NASA appears to be endeavoring to get as many Artemis agreements as possible in place before the end of the Trump Administration next week. The Gateway is the current focus of international cooperation building on existing agreements with ESA, Canada and Japan for the earth-orbiting  International Space Station (ISS) which just celebrated 20 years of permanent human occupancy.  Russia is also an ISS partner, but has not yet agreed to participate in Gateway.

Gateway will be about one-sixth the size of ISS and will not be permanently occupied. Astronauts will stay there only briefly to transfer to and from the HLS systems or to conduct scientific studies or other operations.

Illustration of the Gateway showing which components will be provided by various international partners: NASA, Canada (CSA), Europe (ESA), and Japan (JAXA). A potential Russian airlock (with the Roscosmos logo) is also shown although Russia has not yet agreed to participate. Credit: ESA

The agreement just signed is for Japan to contribute life support capabilities and additional space for crews to live and work for the I-Hab (International Habitation) module that will be built by ESA.  The Japan Aerospace Exploration Agency (JAXA) will provide environmental control and life support systems, batteries, thermal control, and imagery components for I-Hab as well as batteries for the Habitation and Logistics Outpost (HALO) that Northrop Grumman is building. Japan is also considering using its HTV-X cargo resupply spacecraft to deliver cargo to Gateway.

In a statement, Kathy Lueders, NASA’s associate administrator for the Human Exploration and Operations Mission Directorate said that “Leveraging the capabilities that international partners contribute to Gateway will be key to enabling access to the lunar surface. … We are pleased to move forward in these groundbreaking efforts with Japan and our other partners.”

Canada was the first country to join the effort in 2019 and NASA just announced last month that a Canadian astronaut will be a member of the first Orion crew, Artemis II, which will fly around the Moon.

ESA formally joined in October 2020 and secured three flight opportunities for European astronauts to travel to and work on the Gateway.

NASA and Japan signed a Joint Exploration Declaration of Intent (JEDI) in July 2020 and now this formal agreement.  NASA’s press release noted it “marks NASA’s intent to provide crew opportunities for Japanese astronauts to the Gateway, which will be determined following additional discussions, and documented in a future arrangement.”

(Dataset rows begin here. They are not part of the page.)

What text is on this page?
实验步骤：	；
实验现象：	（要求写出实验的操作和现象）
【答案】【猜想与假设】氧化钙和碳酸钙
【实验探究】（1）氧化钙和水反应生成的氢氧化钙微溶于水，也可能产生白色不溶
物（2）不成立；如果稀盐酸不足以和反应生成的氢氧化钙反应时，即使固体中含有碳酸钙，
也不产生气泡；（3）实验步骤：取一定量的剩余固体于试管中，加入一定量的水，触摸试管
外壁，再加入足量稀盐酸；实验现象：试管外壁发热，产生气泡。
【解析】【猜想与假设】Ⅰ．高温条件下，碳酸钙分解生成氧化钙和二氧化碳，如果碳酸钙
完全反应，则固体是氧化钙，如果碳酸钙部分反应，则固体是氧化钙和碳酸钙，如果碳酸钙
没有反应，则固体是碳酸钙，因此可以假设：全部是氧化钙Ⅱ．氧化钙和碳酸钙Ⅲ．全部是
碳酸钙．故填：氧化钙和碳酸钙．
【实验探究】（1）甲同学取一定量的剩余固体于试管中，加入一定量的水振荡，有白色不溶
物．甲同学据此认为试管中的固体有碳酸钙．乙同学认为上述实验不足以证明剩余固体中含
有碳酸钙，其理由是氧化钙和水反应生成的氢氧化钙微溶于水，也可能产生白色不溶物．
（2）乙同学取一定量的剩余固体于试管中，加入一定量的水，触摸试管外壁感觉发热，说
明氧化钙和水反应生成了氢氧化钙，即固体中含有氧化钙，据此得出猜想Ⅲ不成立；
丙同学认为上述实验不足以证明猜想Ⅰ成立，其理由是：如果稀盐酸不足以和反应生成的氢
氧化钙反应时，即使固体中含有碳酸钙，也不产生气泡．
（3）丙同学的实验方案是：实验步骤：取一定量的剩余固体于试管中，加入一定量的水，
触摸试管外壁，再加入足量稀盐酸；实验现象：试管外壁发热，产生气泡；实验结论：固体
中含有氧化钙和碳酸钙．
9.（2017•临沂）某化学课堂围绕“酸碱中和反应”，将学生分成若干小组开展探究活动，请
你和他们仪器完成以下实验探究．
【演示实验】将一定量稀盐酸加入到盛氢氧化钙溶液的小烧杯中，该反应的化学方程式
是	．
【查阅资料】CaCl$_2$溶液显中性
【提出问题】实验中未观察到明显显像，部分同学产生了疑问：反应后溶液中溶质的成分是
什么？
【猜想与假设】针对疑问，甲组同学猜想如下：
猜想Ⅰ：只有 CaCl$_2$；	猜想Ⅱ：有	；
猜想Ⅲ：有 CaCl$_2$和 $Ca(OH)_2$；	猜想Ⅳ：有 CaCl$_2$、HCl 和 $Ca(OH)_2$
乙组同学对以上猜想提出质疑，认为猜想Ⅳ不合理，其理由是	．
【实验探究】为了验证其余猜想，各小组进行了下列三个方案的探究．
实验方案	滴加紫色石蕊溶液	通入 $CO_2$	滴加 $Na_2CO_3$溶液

NASA Administrator Jim Bridenstine (on screen) and Government of Japan Minister of Education, Culture, Sports, Science and Technology (MEXT) Koichi Hagiuda hold copies of a Joint Exploration Declaration of Intent (JEDI) signed during a virtual meeting on July 9 (July 10 Japan time), 2020. Credits: Department of State/Stephen Wheeler

NASA’s press release is dated January 12, 2021 and mentions no other date for when the agreement was signed, but Japan issued a press release on January 13 stating the Memorandum of Understanding went into effect on December 31, 2020.

Last month, Bridenstine tweeted his delight that the Japanese government increased JAXA’s budget to pay for its Artemis contributions.

Note: this article has been updated with information from the Japanese press release.